Dans la lutte entre les comics DC et Marvel, je trouve que la qualité est davantage chez DC que se soit en question de films, de jeux vidéos mais également en comics.

Cela s’explique en grande partie par l’ambition et la volonté de proposer aux fans des « produits » de grande qualité. Mais à l’inverse, la mythologie de Marvel est de plus simple accès. On n’a pas besoin de lire 50 ans de comics pour comprendre et apprécier une aventure de Spiderman et il semblerait que DC comics l’ait compris avec la décision d’un grand relaunch que Marvel copiera par la suite.

Les dieux geeks m’ont enfin entendu, moi qui depuis x années essaye de comprendre la mythologie DC comics, voici que sort enfin « Brightest day ».

Sa particularité est de s’intéresser et de se concentrer sur les personnages secondaires des différentes ligues, donc pas de Batman, de Superman ou de Wonder Woman et ni de Flash ainsi que de Green Lantern.

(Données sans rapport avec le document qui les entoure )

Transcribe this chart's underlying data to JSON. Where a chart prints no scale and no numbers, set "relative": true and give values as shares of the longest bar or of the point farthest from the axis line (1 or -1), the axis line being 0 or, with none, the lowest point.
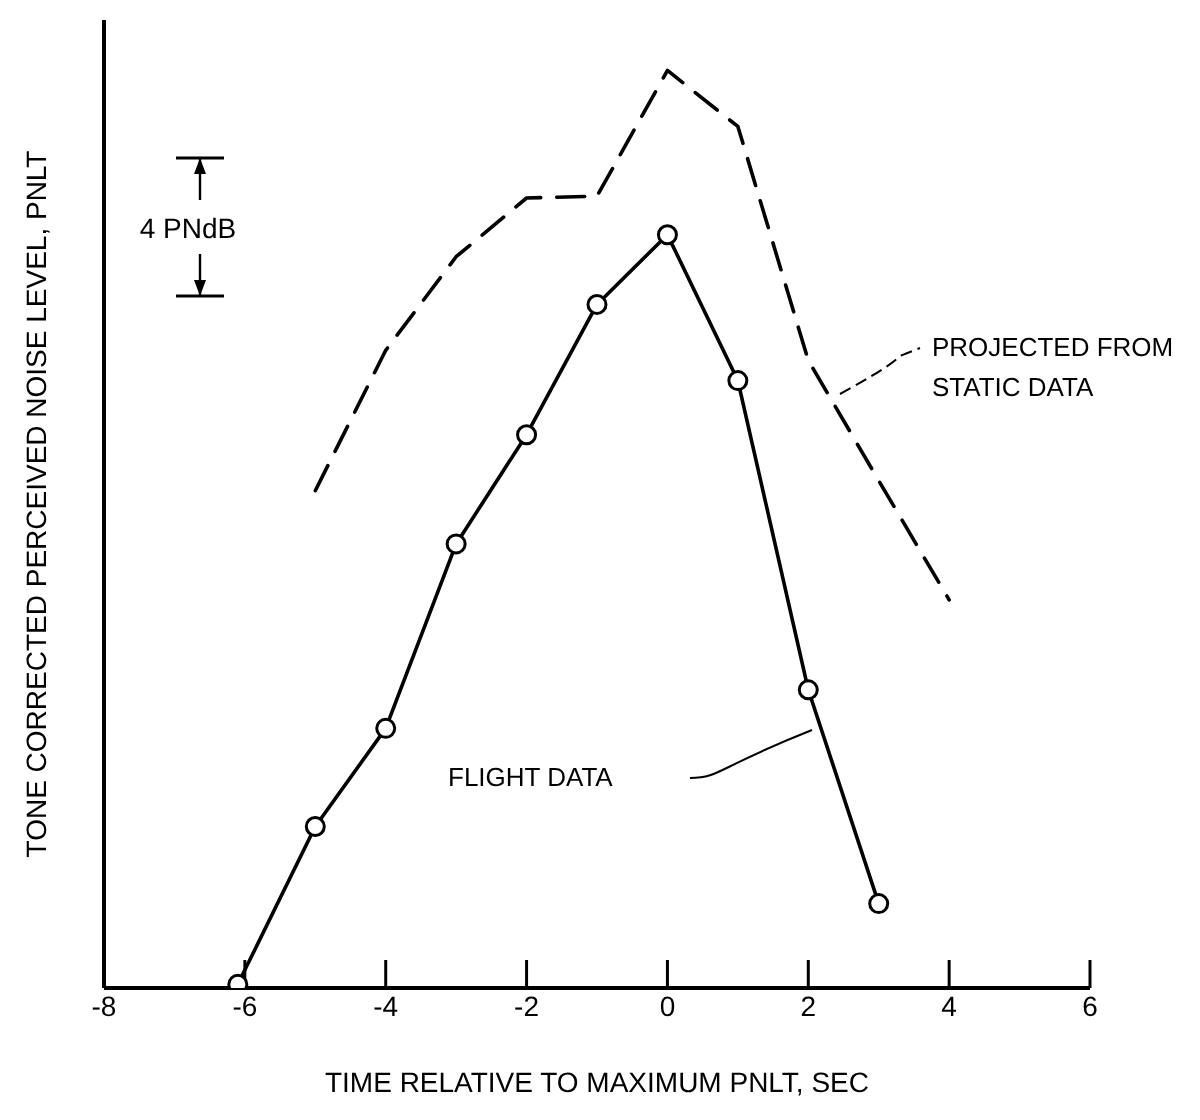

Alors très vite le plaisir de lecture est là car on comprend tout, et on se rend compte que ces personnages de second plan sont mine de rien très intéressants et en plus de cela la réalisation est vraiment bien.

Le cadeau ne s’arrête pas là car en plus l’éditeur Urban comics nous offre de magnifiques pages bonus dont un glossaire nous faisant la bio des différents protagonistes.

Petit aparté, on peut voir que chacun des personnages à un taux de mortalité de ses proches des plus élevés, à l’image du film « The Dark Knight Rises » où chaque personnage sortait sa tirade « Moi, orphelin….. ».

C’est vraiment le comics que je conseille à tous ceux qui sont un peu fâchés avec l’univers de DC comics, et pour vous dire que c’est tellement bien non seulement j’attends le volume 2 prévu d’ici quelques jours mais maintenant que j’ai les clés en main, j’ ai très envie de me procurer le crossover précèdent « Blackest night ».

Le comics que j’attendais et qui est un classique instantané, un plaisir, un indispensable, que dis-je une nécessité.